The popular noodles, garnished with Cadbury’s Gems or MnMs, created a stir on Social Media. It was not the only one. It inspired another dessert, created by mixing crumbled Oreo cookies with boiled Maggi, much to the delight of meme-makers.

Deepa Reddy, founder of Fonce Chocolates in Hyderabad, says she still has nightmares about an encounter with chocolate dosas. “I saw it on a menu in Hyderabad and felt bad for both the dosa and chocolate. I love both, but cannot imagine putting the two together, even for the sake of experimenting.” She tried chocolate makhana (fox nut) too and was left disappointed, she says.

Nevertheless, Deepa is eager to push boundaries too: At Fonce, she has introduced potato wafers with chocolate (on the lines of popular Royce chocolate potato wafers), and also offers more conventional combinations with fresh fruits like kiwi and pineapple.

Indians are not the only ones experimenting with unexpected combinations; worldwide, there have been experiments like chocolate pasta, chocolate mushroom, chocolate Cheetos, chocolate octopus and more. And then there is the oddly seductive chocolate bacon.

In the meantime, however, many connoisseurs prefer their bars unsullied by distracting ingredients. Ameen Barazandeh, founder of the European style patisserie Feranoz in Hyderabad, says, “What goes for me, might not work for someone else. I wouldn’t want to experiment much with chocolate for my products: I like to stick to the classics.”

Chef Mandaar Sukhtankar, corporate chef at Windmills in Bengaluru, says, “At an official dinner in Italy I had the misfortune of putting oysters in chocolate sauce in my mouth. Though I gulped it down at the dinner table, the rest of the evening had me wondering how the dish was even thought of. Sometimes a dish is made to sensationalise, hence even negative publicity works. The curiosity around an unusual dish or pairing itself is enough to drive diners to the restaurant.”
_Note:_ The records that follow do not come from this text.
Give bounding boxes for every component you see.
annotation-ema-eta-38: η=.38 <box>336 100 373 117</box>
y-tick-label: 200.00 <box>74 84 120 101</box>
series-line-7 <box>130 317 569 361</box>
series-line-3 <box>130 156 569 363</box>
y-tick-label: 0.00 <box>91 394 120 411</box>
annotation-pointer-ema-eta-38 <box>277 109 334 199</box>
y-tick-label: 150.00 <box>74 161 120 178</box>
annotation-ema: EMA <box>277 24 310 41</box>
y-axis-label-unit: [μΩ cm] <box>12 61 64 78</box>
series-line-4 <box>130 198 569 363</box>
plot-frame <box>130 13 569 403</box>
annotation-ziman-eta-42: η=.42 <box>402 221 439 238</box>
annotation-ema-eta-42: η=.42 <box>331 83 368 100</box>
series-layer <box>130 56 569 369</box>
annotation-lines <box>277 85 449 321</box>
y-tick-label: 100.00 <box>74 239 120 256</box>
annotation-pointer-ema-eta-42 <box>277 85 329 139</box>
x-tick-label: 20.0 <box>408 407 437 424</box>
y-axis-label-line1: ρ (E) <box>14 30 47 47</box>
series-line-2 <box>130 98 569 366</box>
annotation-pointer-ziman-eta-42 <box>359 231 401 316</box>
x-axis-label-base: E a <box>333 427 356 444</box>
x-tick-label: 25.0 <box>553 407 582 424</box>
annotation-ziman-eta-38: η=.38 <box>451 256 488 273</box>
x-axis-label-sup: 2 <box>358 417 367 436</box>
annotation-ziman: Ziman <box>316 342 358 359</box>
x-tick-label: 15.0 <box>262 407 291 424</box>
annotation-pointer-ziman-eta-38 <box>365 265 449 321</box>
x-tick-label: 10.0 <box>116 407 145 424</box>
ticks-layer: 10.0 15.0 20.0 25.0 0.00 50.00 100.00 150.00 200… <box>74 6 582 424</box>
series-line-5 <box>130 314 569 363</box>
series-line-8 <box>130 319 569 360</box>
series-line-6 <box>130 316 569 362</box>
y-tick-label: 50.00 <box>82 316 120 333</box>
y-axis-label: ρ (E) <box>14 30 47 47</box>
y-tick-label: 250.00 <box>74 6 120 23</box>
Undeterred? Try chocolate momo or chocolate idli, both getting startlingly easy to find now. Sheetal Saxena, founder of Colocal Chocolates in Delhi, discusses how she introduced chicken with chocolate and wine sauce, which diners would order that out of curiosity. “We eventually discontinued it because the demand wasn’t meeting the work that went into preparing the sauce. In my next experiment with chocolate bars, I will be introducing lavender chocolate and I am 100% sure it will hit the right note with chocolate lovers.”